Face à la nécessité d'inventer un nouveau cadre, la « Garantie pour la jeunesse » et la coopération qui l'accompagne semblent une idée robuste. Mes services aident les États membres à améliorer les plans mis en place à ce titre. Le plan français sera ainsi probablement perfectionné dans les prochaines semaines.

La Commission a également pris des initiatives concernant l'apprentissage, concept pour le moins protéiforme en Europe. Nous identifions les modèles les plus performants – par exemple, la formation en alternance dispensée en Allemagne, en Autriche et en Scandinavie – et nous favorisons les échanges entre ces pays et les États les plus en difficulté. La Commission encourage les partenaires sociaux et les entreprises à adhérer à l'Alliance européenne pour l'apprentissage. Certaines entreprises transnationales ont déjà annoncé des plans d'apprentissage massifs. Les Américains s'y intéressent aussi. Notre objectif est d'installer une tradition de l'apprentissage au sein des grandes entreprises, ce dernier étant aussi un moyen pour elles de contribuer aux besoins de formation. Ces entreprises peuvent trouver des avantages à proposer des contrats d'apprentissage.

Quant à la mobilité, elle constitue un élément important mais elle ne suffira pas à elle seule à réduire les déséquilibres au sein de la zone euro. Ce serait une illusion de le croire. Elle ne saurait permettre d'offrir un emploi à chacun dans une Union européenne qui compte plus de 26 millions de chômeurs pour seulement 2 millions de postes vacants.

La Commission a décidé récemment d'améliorer EURES, le réseau européen des services de l'emploi. Le portail européen sur la mobilité de l'emploi offre 1 million d'emplois et tente de faire coïncider la demande avec ces postes vacants.

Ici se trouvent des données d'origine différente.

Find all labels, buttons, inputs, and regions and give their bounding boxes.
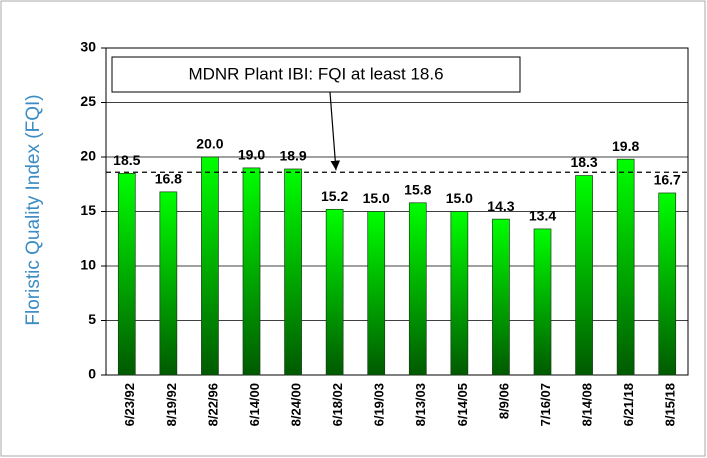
x-tick-label: 8/9/06 xyxy=(496,383,511,419)
bar xyxy=(658,192,677,376)
bar xyxy=(616,158,635,376)
y-tick-label: 0 xyxy=(88,366,96,382)
x-tick-label: 8/19/92 xyxy=(164,383,179,426)
x-tick-label: 6/19/03 xyxy=(372,383,387,426)
bar xyxy=(201,156,219,376)
x-tick-label: 6/21/18 xyxy=(621,383,636,426)
x-tick-label: 8/13/03 xyxy=(413,383,428,426)
y-tick-label: 15 xyxy=(80,202,96,218)
value-label: 16.8 xyxy=(155,171,182,187)
bar xyxy=(533,228,552,376)
value-label: 16.7 xyxy=(654,172,681,188)
annotation-box xyxy=(111,56,521,93)
annotation-text: MDNR Plant IBI: FQI at least 18.6 xyxy=(188,64,443,83)
x-tick-label: 6/23/92 xyxy=(122,383,137,426)
value-label: 18.3 xyxy=(570,154,597,170)
annotation-arrow xyxy=(329,91,341,171)
bar xyxy=(575,175,593,376)
value-label: 13.4 xyxy=(529,208,556,224)
x-tick-label: 7/16/07 xyxy=(538,383,553,426)
x-tick-label: 8/14/08 xyxy=(580,383,595,426)
y-tick-label: 5 xyxy=(88,311,96,327)
bar xyxy=(159,191,178,376)
x-tick-label: 6/14/05 xyxy=(455,383,470,426)
bar xyxy=(367,211,386,376)
bar xyxy=(284,168,302,376)
y-tick-label: 25 xyxy=(80,93,96,109)
value-label: 18.5 xyxy=(113,152,140,168)
value-label: 15.2 xyxy=(321,188,348,204)
value-label: 18.9 xyxy=(279,148,306,164)
x-tick-label: 6/18/02 xyxy=(330,383,345,426)
y-tick-label: 10 xyxy=(80,257,96,273)
x-tick-label: 6/14/00 xyxy=(247,383,262,426)
x-tick-label: 8/15/18 xyxy=(663,383,678,426)
bar xyxy=(408,202,427,376)
bar xyxy=(242,167,261,376)
y-tick-label: 20 xyxy=(80,148,96,164)
x-tick-label: 8/22/96 xyxy=(205,383,220,426)
value-label: 19.8 xyxy=(612,138,639,154)
plot-border xyxy=(105,47,689,376)
value-label: 19.0 xyxy=(238,147,265,163)
bar xyxy=(450,211,469,376)
value-label: 14.3 xyxy=(487,198,514,214)
bar xyxy=(492,218,510,376)
y-tick-label: 30 xyxy=(80,39,96,55)
bar xyxy=(325,208,344,376)
value-label: 20.0 xyxy=(196,136,223,152)
value-label: 15.0 xyxy=(363,190,390,206)
y-axis-label: Floristic Quality Index (FQI) xyxy=(23,94,44,325)
x-tick-label: 8/24/00 xyxy=(289,383,304,426)
value-label: 15.0 xyxy=(446,190,473,206)
bar xyxy=(117,173,136,376)
value-label: 15.8 xyxy=(404,181,431,197)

Malgré la totale liberté de circulation, la mobilité est en effet entravée par le manque de transparence du marché du travail européen, dû à la diversité linguistique et à l'imparfaite reconnaissance des qualifications et des diplômes. Même si la mobilité s'accroît, ce sont aujourd'hui moins de 3 % des travailleurs européens qui travaillent et vivent dans un autre pays que le leur. Il ne faut pas l'oublier.